Reputation: 623
I scanned stackoverflow for more than an hour to find a solution, but failed. So posting the question.
I have a dataframe from where I need to remove duplicates, but the trick is, the duplicate values can be in two different columns for separate rows. I need to remove the row where another column has an NA value.
Example data frame
Act Func Func_2
generate numbers odd
generate numbers and
generate print <NA>
generate column print
displays time <NA>
displays date time
displays print time
displays task <NA>
Since print is present in Func as well as Func_2 with same Act value in both rows, I need to remove the row where NA is present in Func_2. However, if the value in Act column would have been different, I would need to keep both rows.
Expected data frame
Act Func Func_2
generate numbers odd
generate numbers and
generate column print
displays date time
displays print time
displays task <NA>
Upvotes: 2
Views: 237
Reputation: 23747
Try this one here:
df1 %>% group_by(Act) %>% # the following test will be done by group
mutate(test = if_else(Func %in% Func_2,
if_else(is.na(Func_2), FALSE, TRUE),
TRUE)) %>%
#this will create a logical helper column.
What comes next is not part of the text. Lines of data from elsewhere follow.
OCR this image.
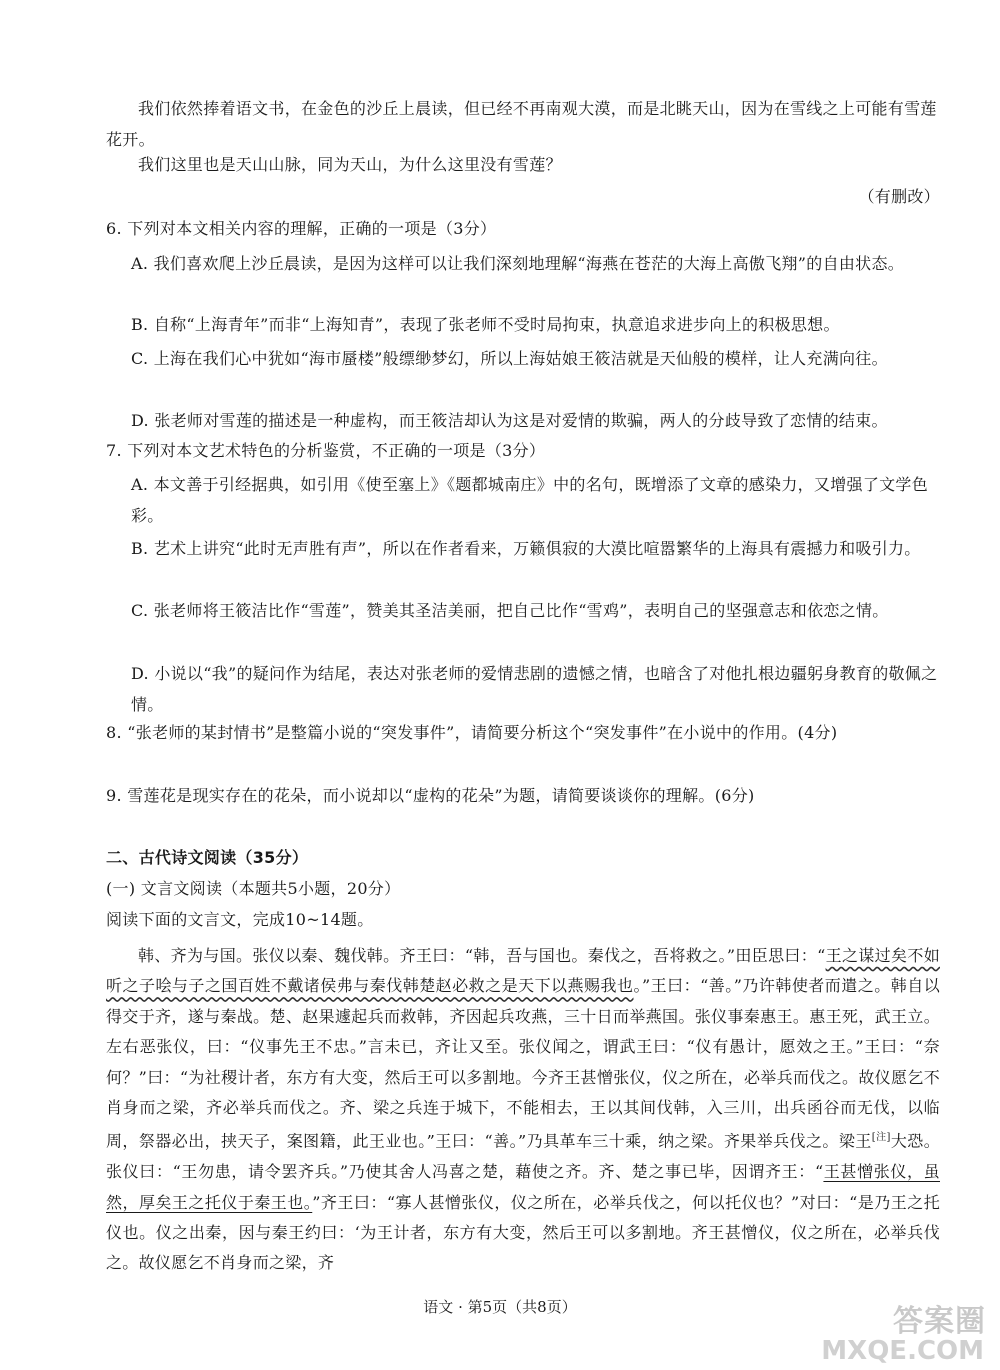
我们依然捧着语文书，在金色的沙丘上晨读，但已经不再南观大漠，而是北眺天山，因为在雪线之上可能有雪莲花开。
我们这里也是天山山脉，同为天山，为什么这里没有雪莲？
（有删改）
6. 下列对本文相关内容的理解，正确的一项是（3分）
A. 我们喜欢爬上沙丘晨读，是因为这样可以让我们深刻地理解“海燕在苍茫的大海上高傲飞翔”的自由状态。
B. 自称“上海青年”而非“上海知青”，表现了张老师不受时局拘束，执意追求进步向上的积极思想。
C. 上海在我们心中犹如“海市蜃楼”般缥缈梦幻，所以上海姑娘王筱洁就是天仙般的模样，让人充满向往。
D. 张老师对雪莲的描述是一种虚构，而王筱洁却认为这是对爱情的欺骗，两人的分歧导致了恋情的结束。
7. 下列对本文艺术特色的分析鉴赏，不正确的一项是（3分）
A. 本文善于引经据典，如引用《使至塞上》《题都城南庄》中的名句，既增添了文章的感染力，又增强了文学色彩。
B. 艺术上讲究“此时无声胜有声”，所以在作者看来，万籁俱寂的大漠比喧嚣繁华的上海具有震撼力和吸引力。
C. 张老师将王筱洁比作“雪莲”，赞美其圣洁美丽，把自己比作“雪鸡”，表明自己的坚强意志和依恋之情。
D. 小说以“我”的疑问作为结尾，表达对张老师的爱情悲剧的遗憾之情，也暗含了对他扎根边疆躬身教育的敬佩之情。
8. “张老师的某封情书”是整篇小说的“突发事件”，请简要分析这个“突发事件”在小说中的作用。(4分)
9. 雪莲花是现实存在的花朵，而小说却以“虚构的花朵”为题，请简要谈谈你的理解。(6分)
二、古代诗文阅读（35分）
(一) 文言文阅读（本题共5小题，20分）
阅读下面的文言文，完成10~14题。
韩、齐为与国。张仪以秦、魏伐韩。齐王曰：“韩，吾与国也。秦伐之，吾将救之。”田臣思曰：“王之谋过矣不如听之子哙与子之国百姓不戴诸侯弗与秦伐韩楚赵必救之是天下以燕赐我也。”王曰：“善。”乃许韩使者而遣之。韩自以得交于齐，遂与秦战。楚、赵果遽起兵而救韩，齐因起兵攻燕，三十日而举燕国。张仪事秦惠王。惠王死，武王立。左右恶张仪，曰：“仪事先王不忠。”言未已，齐让又至。张仪闻之，谓武王曰：“仪有愚计，愿效之王。”王曰：“奈何？”曰：“为社稷计者，东方有大变，然后王可以多割地。今齐王甚憎张仪，仪之所在，必举兵而伐之。故仪愿乞不肖身而之梁，齐必举兵而伐之。齐、梁之兵连于城下，不能相去，王以其间伐韩，入三川，出兵函谷而无伐，以临周，祭器必出，挟天子，案图籍，此王业也。”王曰：“善。”乃具革车三十乘，纳之梁。齐果举兵伐之。梁王[注]大恐。张仪曰：“王勿患，请令罢齐兵。”乃使其舍人冯喜之楚，藉使之齐。齐、楚之事已毕，因谓齐王：“王甚憎张仪，虽然，厚矣王之托仪于秦王也。”齐王曰：“寡人甚憎张仪，仪之所在，必举兵伐之，何以托仪也？”对曰：“是乃王之托仪也。仪之出秦，因与秦王约曰：‘为王计者，东方有大变，然后王可以多割地。齐王甚憎仪，仪之所在，必举兵伐之。故仪愿乞不肖身而之梁，齐
语文 · 第5页（共8页）	答案圈
MXQE.COM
filter(test == TRUE) #just for completeness
# A tibble: 6 x 4
# Groups: Act [2]
Act Func Func_2 test
<chr> <chr> <chr> <lgl>
1 generate numbers odd T
2 generate numbers and T
3 generate column print T
4 displays date time T
5 displays print time T
6 displays task <NA> T
Upvotes: 1
Reputation: 572
Is this what you're after?
library(dplyr)
Make dataframe:
a <- c(1, 2, 3, 4)
b <- c(5, 6, NA, 7)
df <- data.frame(a, b)
Filter rows to ensure neither column is missing:
df <- filter(df, !is.na(a) & !is.na(b))
Upvotes: 0